From November, nurse practitioners will be subject to the same 12-month existing relationship rule of telehealth as GPs – a move some say will disadvantage patients.


The 12-month existing relationship rule for telehealth should be scrapped all round in the interest of patients, a prominent nurse practitioner is arguing.

Australia currently has around 3000 nurse practitioners on the registration books, with the biggest recent change being the 2024 removal of the requirement to have a collaborative agreement with a doctor in order to access MBS and PBS patient rebates.

On 1 November this year – exactly 12 months after the collaborative arrangement requirement was lifted – there will be another major change to the regulations.

As recommended in an MBS Review Advisory Committee report last year, nurse practitioners will be subject to the same existing relationship rule for telehealth appointments that is currently applied to GPs.

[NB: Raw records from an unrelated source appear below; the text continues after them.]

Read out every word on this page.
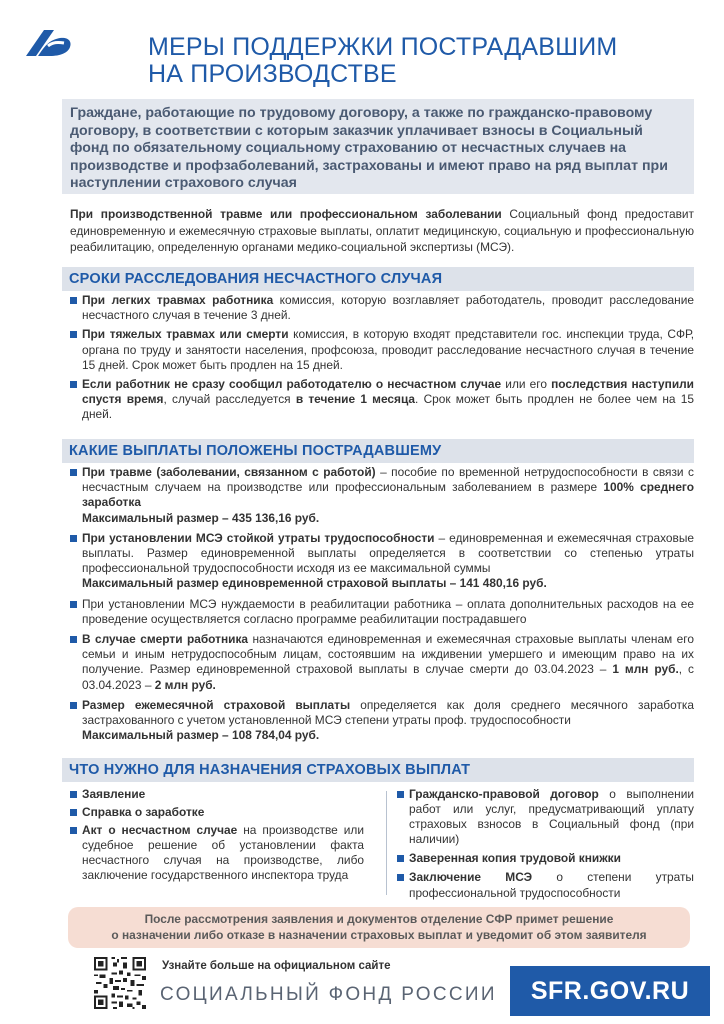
МЕРЫ ПОДДЕРЖКИ ПОСТРАДАВШИМ
НА ПРОИЗВОДСТВЕ
Граждане, работающие по трудовому договору, а также по гражданско-правовому договору, в соответствии с которым заказчик уплачивает взносы в Социальный фонд по обязательному социальному страхованию от несчастных случаев на производстве и профзаболеваний, застрахованы и имеют право на ряд выплат при наступлении страхового случая

При производственной травме или профессиональном заболевании Социальный фонд предоставит единовременную и ежемесячную страховые выплаты, оплатит медицинскую, социальную и профессиональную реабилитацию, определенную органами медико-социальной экспертизы (МСЭ).

СРОКИ РАССЛЕДОВАНИЯ НЕСЧАСТНОГО СЛУЧАЯ
При легких травмах работника комиссия, которую возглавляет работодатель, проводит расследование несчастного случая в течение 3 дней.
При тяжелых травмах или смерти комиссия, в которую входят представители гос. инспекции труда, СФР, органа по труду и занятости населения, профсоюза, проводит расследование несчастного случая в течение 15 дней. Срок может быть продлен на 15 дней.
Если работник не сразу сообщил работодателю о несчастном случае или его последствия наступили спустя время, случай расследуется в течение 1 месяца. Срок может быть продлен не более чем на 15 дней.
КАКИЕ ВЫПЛАТЫ ПОЛОЖЕНЫ ПОСТРАДАВШЕМУ
При травме (заболевании, связанном с работой) – пособие по временной нетрудоспособности в связи с несчастным случаем на производстве или профессиональным заболеванием в размере 100% среднего заработка
Максимальный размер – 435 136,16 руб.
При установлении МСЭ стойкой утраты трудоспособности – единовременная и ежемесячная страховые выплаты. Размер единовременной выплаты определяется в соответствии со степенью утраты профессиональной трудоспособности исходя из ее максимальной суммы
Максимальный размер единовременной страховой выплаты – 141 480,16 руб.
При установлении МСЭ нуждаемости в реабилитации работника – оплата дополнительных расходов на ее проведение осуществляется согласно программе реабилитации пострадавшего
В случае смерти работника назначаются единовременная и ежемесячная страховые выплаты членам его семьи и иным нетрудоспособным лицам, состоявшим на иждивении умершего и имеющим право на их получение. Размер единовременной страховой выплаты в случае смерти до 03.04.2023 – 1 млн руб., с 03.04.2023 – 2 млн руб.
Размер ежемесячной страховой выплаты определяется как доля среднего месячного заработка застрахованного с учетом установленной МСЭ степени утраты проф. трудоспособности
Максимальный размер – 108 784,04 руб.
ЧТО НУЖНО ДЛЯ НАЗНАЧЕНИЯ СТРАХОВЫХ ВЫПЛАТ
Заявление
Справка о заработке
Акт о несчастном случае на производстве или судебное решение об установлении факта несчастного случая на производстве, либо заключение государственного инспектора труда
Гражданско-правовой договор о выполнении работ или услуг, предусматривающий уплату страховых взносов в Социальный фонд (при наличии)
Заверенная копия трудовой книжки
Заключение МСЭ о степени утраты профессиональной трудоспособности
После рассмотрения заявления и документов отделение СФР примет решение
о назначении либо отказе в назначении страховых выплат и уведомит об этом заявителя
Узнайте больше на официальном сайте
СОЦИАЛЬНЫЙ ФОНД РОССИИ	SFR.GOV.RU
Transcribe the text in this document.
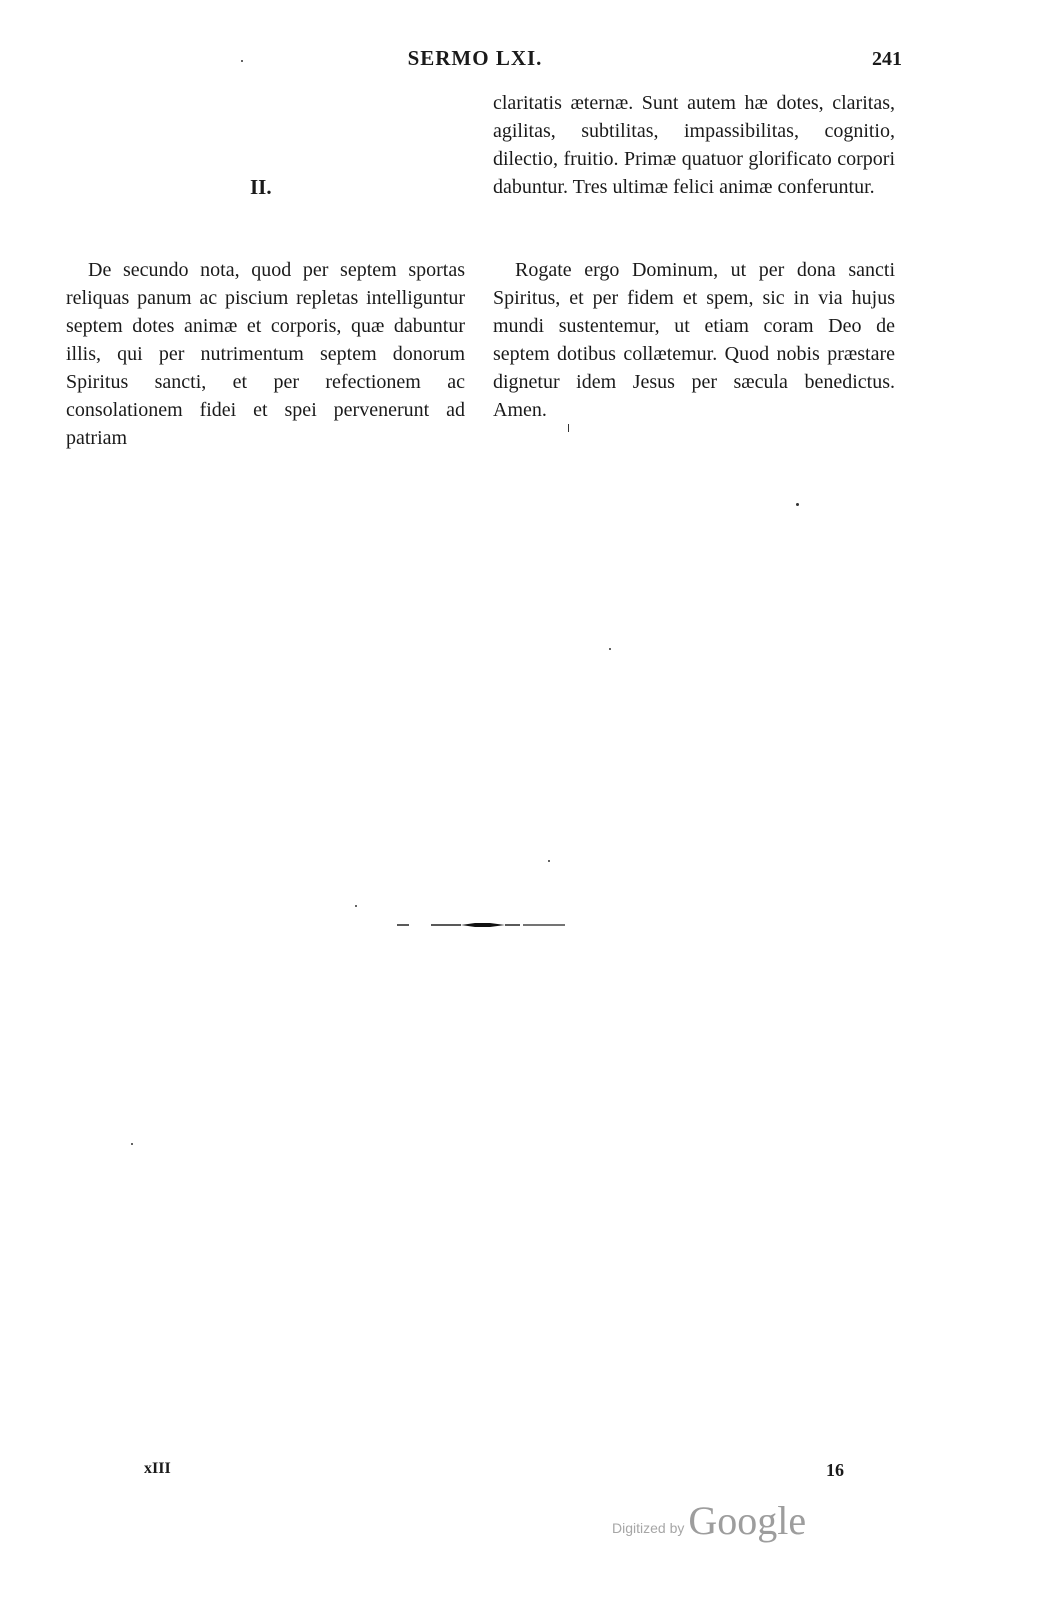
SERMO LXI.	241
claritatis æternæ. Sunt autem hæ dotes, claritas, agilitas, subtilitas, impassibilitas, cognitio, dilectio, fruitio. Primæ quatuor glorificato corpori dabuntur. Tres ultimæ felici animæ conferuntur.
II.
De secundo nota, quod per septem sportas reliquas panum ac piscium repletas intelliguntur septem dotes animæ et corporis, quæ dabuntur illis, qui per nutrimentum septem donorum Spiritus sancti, et per refectionem ac consolationem fidei et spei pervenerunt ad patriam
Rogate ergo Dominum, ut per dona sancti Spiritus, et per fidem et spem, sic in via hujus mundi sustentemur, ut etiam coram Deo de septem dotibus collætemur. Quod nobis præstare dignetur idem Jesus per sæcula benedictus. Amen.
xIII	16
Digitized by Google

Under this rule, a practitioner cannot bill the MBS for a telehealth appointment with a patient they have not seen face-to-face in more than 12 months.

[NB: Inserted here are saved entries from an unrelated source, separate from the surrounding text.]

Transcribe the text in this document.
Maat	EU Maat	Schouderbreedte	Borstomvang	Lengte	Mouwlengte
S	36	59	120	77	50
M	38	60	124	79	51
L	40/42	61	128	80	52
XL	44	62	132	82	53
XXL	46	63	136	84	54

GPs and nurse practitioners will be the only practitioners subject to this rule; non-GP specialists and other eligible allied health professionals can still technically bill the MBS for telehealth appointments with patients they have not met face-to-face.

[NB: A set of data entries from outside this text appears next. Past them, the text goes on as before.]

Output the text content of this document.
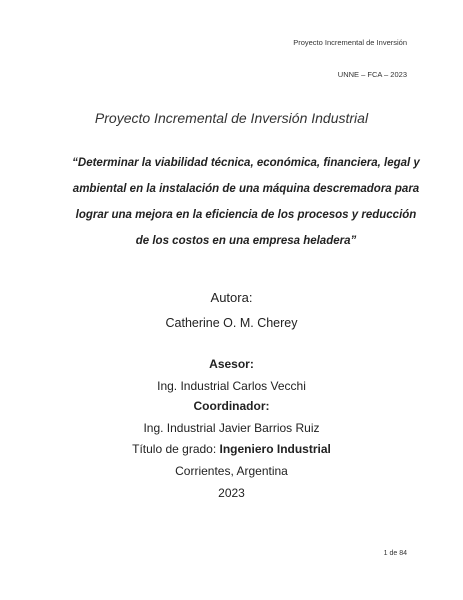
Proyecto Incremental de Inversión
UNNE – FCA – 2023
Proyecto Incremental de Inversión Industrial
“Determinar la viabilidad técnica, económica, financiera, legal y ambiental en la instalación de una máquina descremadora para lograr una mejora en la eficiencia de los procesos y reducción de los costos en una empresa heladera”
Autora:
Catherine O. M. Cherey
Asesor:
Ing. Industrial Carlos Vecchi
Coordinador:
Ing. Industrial Javier Barrios Ruiz
Título de grado: Ingeniero Industrial
Corrientes, Argentina
2023
1 de 84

Amanda Butt, a nurse practitioner working in mental health, said that applying the existing relationship rule was a misinterpretation of the role nurse practitioners played within the health system.

“I have a lot of [nurse practitioner] colleagues who specialise in women’s health and endocrinology and cardiology and neurology,” she told The Medical Republic.

“[They see patients who] are referred on from GPs, and GPs seek out assistance from the nurse practitioners specialising in that care.

“It works a little bit differently, which makes it harder to establish a face-to-face relationship with someone first … we don’t expect that of psychologists, we don’t expect that of physios.

“We don’t expect that of any other health professional, and we shouldn’t really need to do that with GPs as well.”

Ms Butt has submitted a parliamentary petition on the matter, requesting a review of the law for nurse practitioners. The petition is currently awaiting approval.

One of her arguments is that, as it currently stands, nurse practitioners will not be able to access the exemptions that apply to general practice.

There are some mental health planning and treatment item numbers which are exempt from the 12-month rule, meaning GPs can bulk bill certain patients they have never met face-to-face.

Currently, nurse practitioner phone items only extend to four time-based item numbers.

“It’s hard to give nurse practitioners [telehealth] exemptions like [those for] GPs, because nurse practitioners don’t have specific item numbers for mental health, we only have our timed item numbers,” Ms Butt said.

“GPs have mental health item numbers, so if they claim that as a telehealth then it’s okay if they haven’t seen the patient face-to-face, because it’s a mental health consult.

“[I have heard] a government official say, in those words, that it’s just too hard to implement item numbers for nurse practitioners in mental health, and that’s why we haven’t been afforded the same exemption as GPs.”

Australian scope of practice discussions thus far have tended to centre on pitching one particular profession as a replacement for another, rather than recognising the unique contributions of each profession.

In other words, nurse practitioners should not necessarily be treated as mini-GPs by the government.

“We’re not … doctors, we’re nurses, and we’ve never said that we are doctors in any way, shape or form,” Ms Butt said.

“I had a discussion with a GP recently about this …  they say, ‘well, we’ve gone through medical school, you know, we’ve done the hard yards’.

“There’s this fallacy of understanding [as if] we didn’t go through any hard yards.”

The pathway to becoming a nurse practitioner involves a three-year base degree, followed by several years working as a registered nurse and completion of a graduate diploma before entering into a master’s degree, which tends to require about 5000 hours of advanced practice.

“That, all up, is at least 10 years before a nurse practitioner is practising on their own,” Ms Butt said.

“So we’re not talking about medical school, but this is nursing with [added] education.”